Outmatic
Outmatic
A legacy Permit to Work system for Bunge, modernized without a rewrite. Around 40% faster operations, a dramatically more stable platform, and a new mobile signature that brought permits onto phones and tablets.
Outmatic
Engineering Team
Tagline: From a fragile legacy system to a platform worth building on.
Client: Bunge, international agribusiness group with industrial operations across multiple countries.
Bunge operates across the global agribusiness sector, with industrial plants spread across multiple countries and languages. Inside those plants, work permits are a safety-critical process: who can do what, where, under which conditions, with which approvals. Getting it wrong has real consequences, for compliance and for operations.
For years, that process had been handled by an internal application built in VB.NET by an external vendor. It had been useful once. But over time it had become the kind of system nobody wants in production: slow, hard to change, accumulating bugs, with security issues no one was comfortable with. The business couldn't afford to lose it, and couldn't keep it the way it was.
Bunge came to Outmatic looking for a way out that didn't involve starting from scratch. The goal was to restore reliability and performance without interrupting the processes running on top of the system, and without breaking compatibility with Bunge's multi-site, multi-language infrastructure.
The state of the existing platform was the challenge in itself. A monolithic architecture with business logic and presentation tangled together. A SQL database running without indexes. No automated tests. No separation between front-end and back-end. Every intervention, no matter how small, was slow and risky.
The real weight wasn't technical. It was operational. The platform governed safety-critical processes with direct impact on compliance and on what could and couldn't happen inside the plants. Any downtime, any regression, any security gap landed somewhere concrete.
We started with an audit. Not a cosmetic one, but a deep read of the existing codebase, done side by side with the Bunge IT team to understand what was actually happening inside the system and which issues needed to be addressed first.
The approach was incremental and deliberate: stabilize before evolving. There's a version of this kind of project that turns into a full rewrite. It almost never ends well. The alternative is harder and more useful: diagnose precisely, fix in the right order, introduce modern practices gradually, and keep the business running the entire time.
The stack choices reflected that discipline:
React was introduced on the front-end, to replace the tightly coupled UI and make the system responsive and modular.

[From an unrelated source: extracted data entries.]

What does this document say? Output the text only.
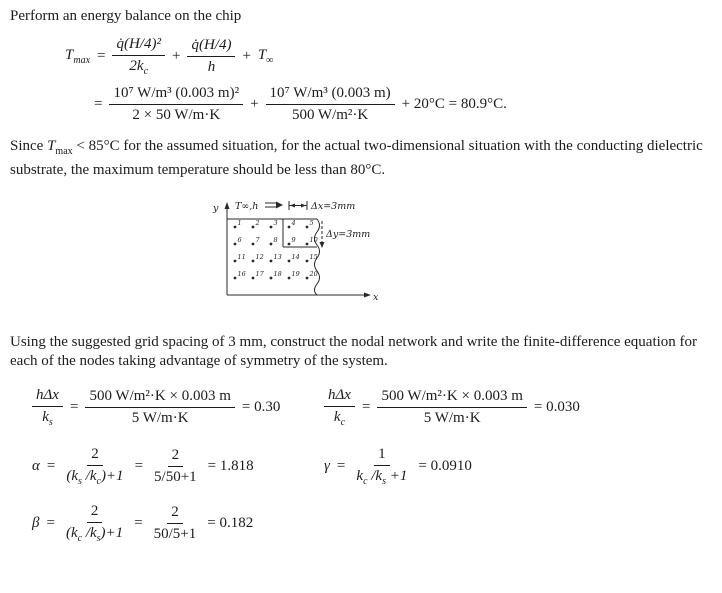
Perform an energy balance on the chip

$T_{max} = \frac{\text{q̇(H/4)²}}{2k_c} + \frac{q̇(H/4)}{h} + T_\infty$
= $\frac{\text{10⁷ W/m³ (0.003 m)²}}{2 \times 50 W/m\cdot K} + \frac{\text{10⁷ W/m³ (0.003 m)}}{\text{500 W/m²·K}} + 20^\circ C = 80.9^\circ C$.

Since $T_{max} < 85^\circ C$ for the assumed situation, for the actual two-dimensional situation with the conducting dielectric substrate, the maximum temperature should be less than 80°C.

y T∞,h	Δx=3mm
Δy=3mm
x
1 2 3 4 5
6 7 8 9 10
11 12 13 14 15
16 17 18 19 20

Using the suggested grid spacing of 3 mm, construct the nodal network and write the finite-difference equation for each of the nodes taking advantage of symmetry of the system.

$\frac{\text{hΔx}}{k_s} = \frac{\text{500 W/m²·K × 0.003 m}}{5 W/m\cdot K} = 0.30$	$\frac{\text{hΔx}}{k_c} = \frac{\text{500 W/m²·K × 0.003 m}}{5 W/m\cdot K} = 0.030$
$\alpha = \frac{2}{(k_s /k_c)+1} = \frac{2}{5/50+1} = 1.818$	$\gamma = \frac{1}{k_c /k_s +1} = 0.0910$
$\beta = \frac{2}{(k_c /k_s)+1} = \frac{2}{50/5+1} = 0.182$
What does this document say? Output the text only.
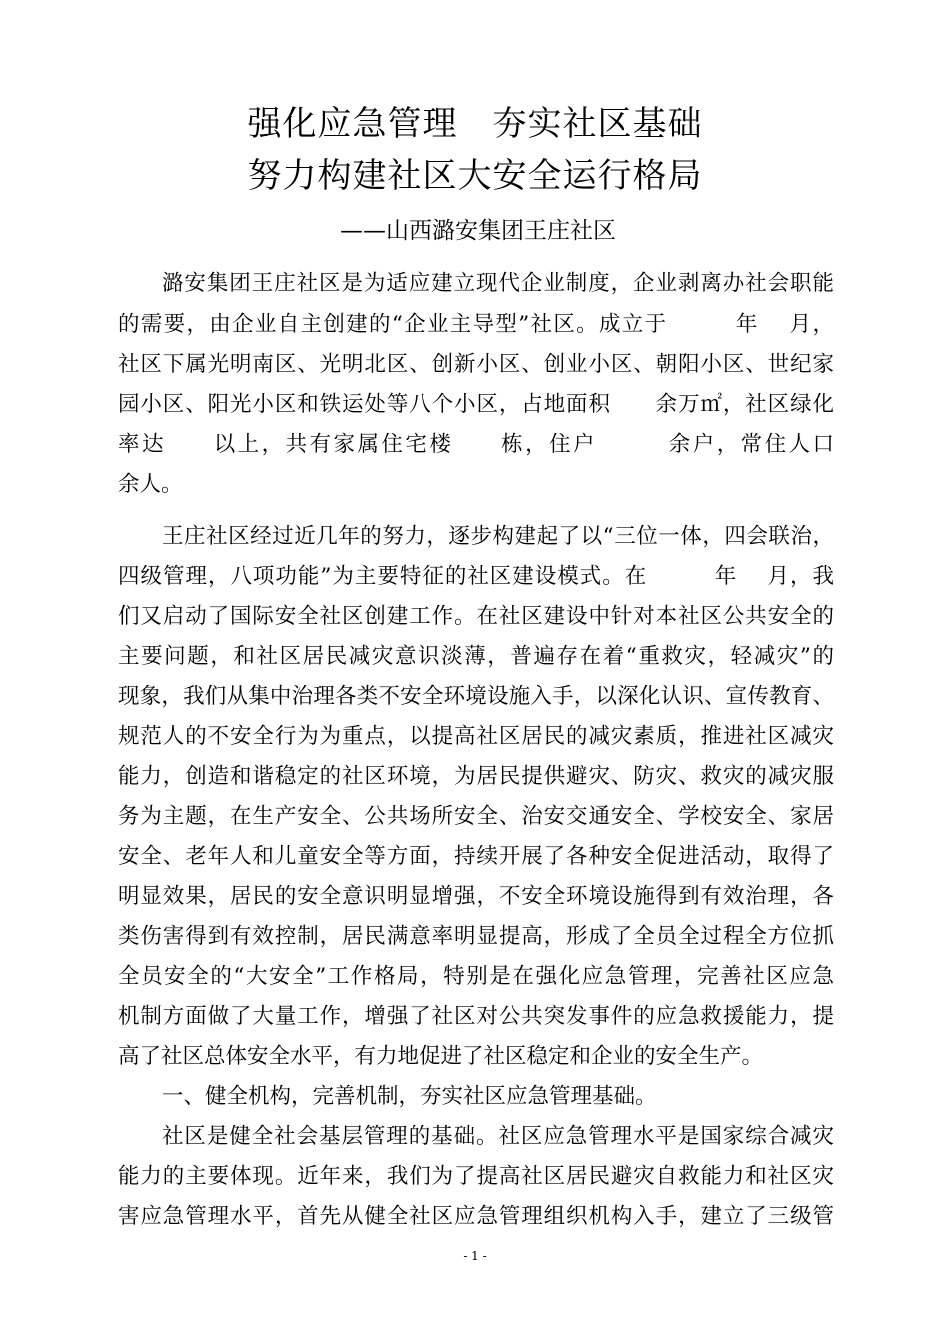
强化应急管理　夯实社区基础
努力构建社区大安全运行格局
——山西潞安集团王庄社区
潞安集团王庄社区是为适应建立现代企业制度，企业剥离办社会职能
的需要，由企业自主创建的“企业主导型”社区。成立于　　　年　 月，
社区下属光明南区、光明北区、创新小区、创业小区、朝阳小区、世纪家
园小区、阳光小区和铁运处等八个小区，占地面积　　余万㎡，社区绿化
率达　　以上，共有家属住宅楼　　栋，住户　　　余户，常住人口　　　
余人。
王庄社区经过近几年的努力，逐步构建起了以“三位一体，四会联治，
四级管理，八项功能”为主要特征的社区建设模式。在　　　年　 月，我
们又启动了国际安全社区创建工作。在社区建设中针对本社区公共安全的
主要问题，和社区居民减灾意识淡薄，普遍存在着“重救灾，轻减灾”的
现象，我们从集中治理各类不安全环境设施入手，以深化认识、宣传教育、
规范人的不安全行为为重点，以提高社区居民的减灾素质，推进社区减灾
能力，创造和谐稳定的社区环境，为居民提供避灾、防灾、救灾的减灾服
务为主题，在生产安全、公共场所安全、治安交通安全、学校安全、家居
安全、老年人和儿童安全等方面，持续开展了各种安全促进活动，取得了
明显效果，居民的安全意识明显增强，不安全环境设施得到有效治理，各
类伤害得到有效控制，居民满意率明显提高，形成了全员全过程全方位抓
全员安全的“大安全”工作格局，特别是在强化应急管理，完善社区应急
机制方面做了大量工作，增强了社区对公共突发事件的应急救援能力，提
高了社区总体安全水平，有力地促进了社区稳定和企业的安全生产。
一、健全机构，完善机制，夯实社区应急管理基础。
社区是健全社会基层管理的基础。社区应急管理水平是国家综合减灾
能力的主要体现。近年来，我们为了提高社区居民避灾自救能力和社区灾
害应急管理水平，首先从健全社区应急管理组织机构入手，建立了三级管
- 1 -
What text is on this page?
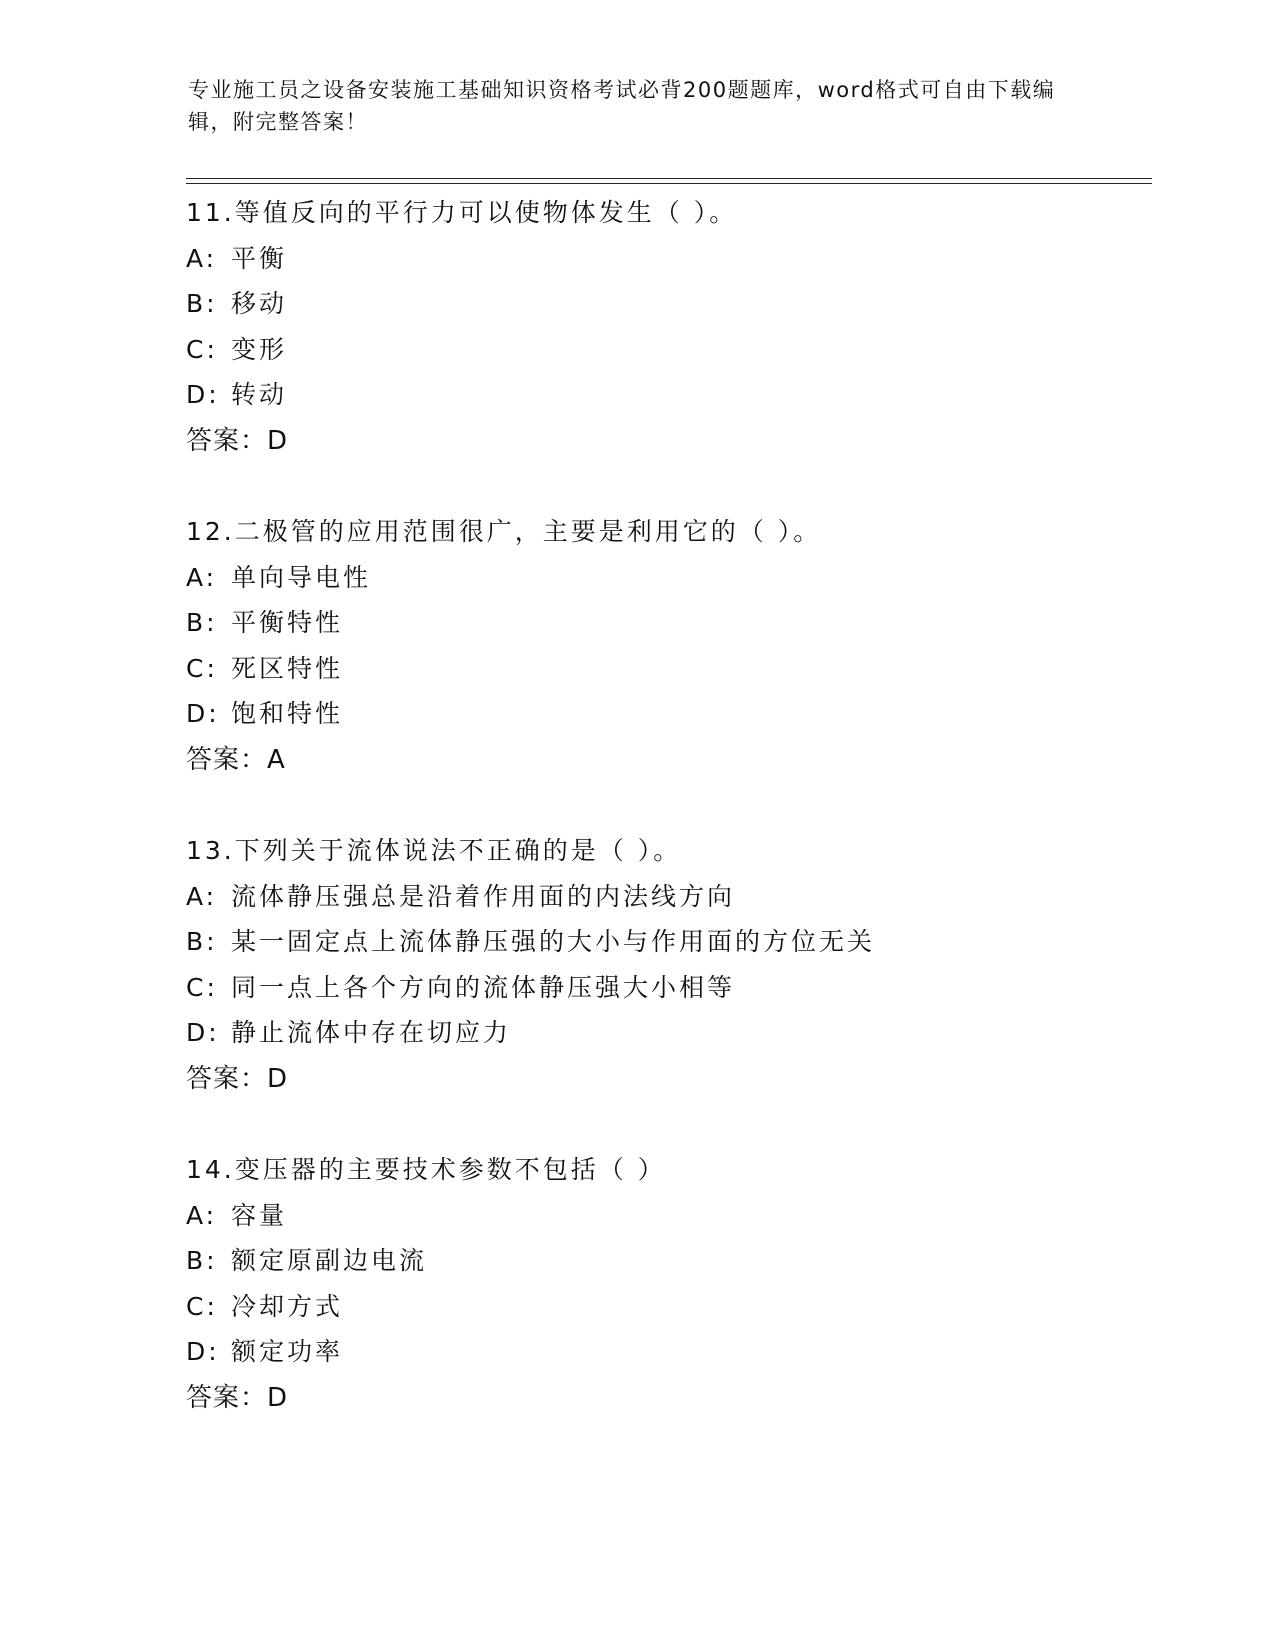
专业施工员之设备安装施工基础知识资格考试必背200题题库，word格式可自由下载编辑，附完整答案！
11.等值反向的平行力可以使物体发生（ ）。
A: 平衡
B: 移动
C: 变形
D: 转动
答案：D
12.二极管的应用范围很广，主要是利用它的（ ）。
A: 单向导电性
B: 平衡特性
C: 死区特性
D: 饱和特性
答案：A
13.下列关于流体说法不正确的是（ ）。
A: 流体静压强总是沿着作用面的内法线方向
B: 某一固定点上流体静压强的大小与作用面的方位无关
C: 同一点上各个方向的流体静压强大小相等
D: 静止流体中存在切应力
答案：D
14.变压器的主要技术参数不包括（ ）
A: 容量
B: 额定原副边电流
C: 冷却方式
D: 额定功率
答案：D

.NET was kept and modernized on the back-end, with a clean separation between front-end and back-end and cleaner responsibility boundaries inside the application layers.
An automated test suite, which hadn't existed before, was built from scratch. It became the foundation that made every subsequent change safer.
The project moved through two connected phases.
The first focused on rehabilitation. Reading the legacy codebase carefully, fixing functional and security bugs, closing the gaps that had accumulated over the years, and putting tests in place for everything we touched. By the end of this phase, the system had stopped being fragile. It was still the same application, but it could be trusted again.
The second phase turned that stable foundation into something Bunge could actually grow with. On top of a modular architecture and a clean split between front-end and back-end, we designed mobile signature from phones and tablets. Permits could now be approved and signed directly where the work happens, which for a multi-plant industrial process takes hours out of the daily cycle and makes traceability immediate.
Throughout both phases, we worked in close collaboration with the Bunge IT team. The priority was never speed for its own sake. It was keeping production stable while the system quietly transformed underneath.
Internal feedback from Bunge confirmed a clear improvement in stability, usability, and reliability of the system.
A legacy system that matters to the business rarely needs to be thrown away. It needs to be diagnosed honestly and rebuilt in place, piece by piece, with tests as the net that makes every move safe. That discipline is what made the difference on Bunge: every fix was incremental, every refactor was framed by a test, and nothing critical was ever put at risk to "move faster".
The project also made something clear about Permit to Work as a domain. It sits at the intersection of safety, compliance, and daily operations, which means small design decisions (who approves, how quickly, from where) have outsized consequences on the business. Getting that interaction model right is where most of the value is created.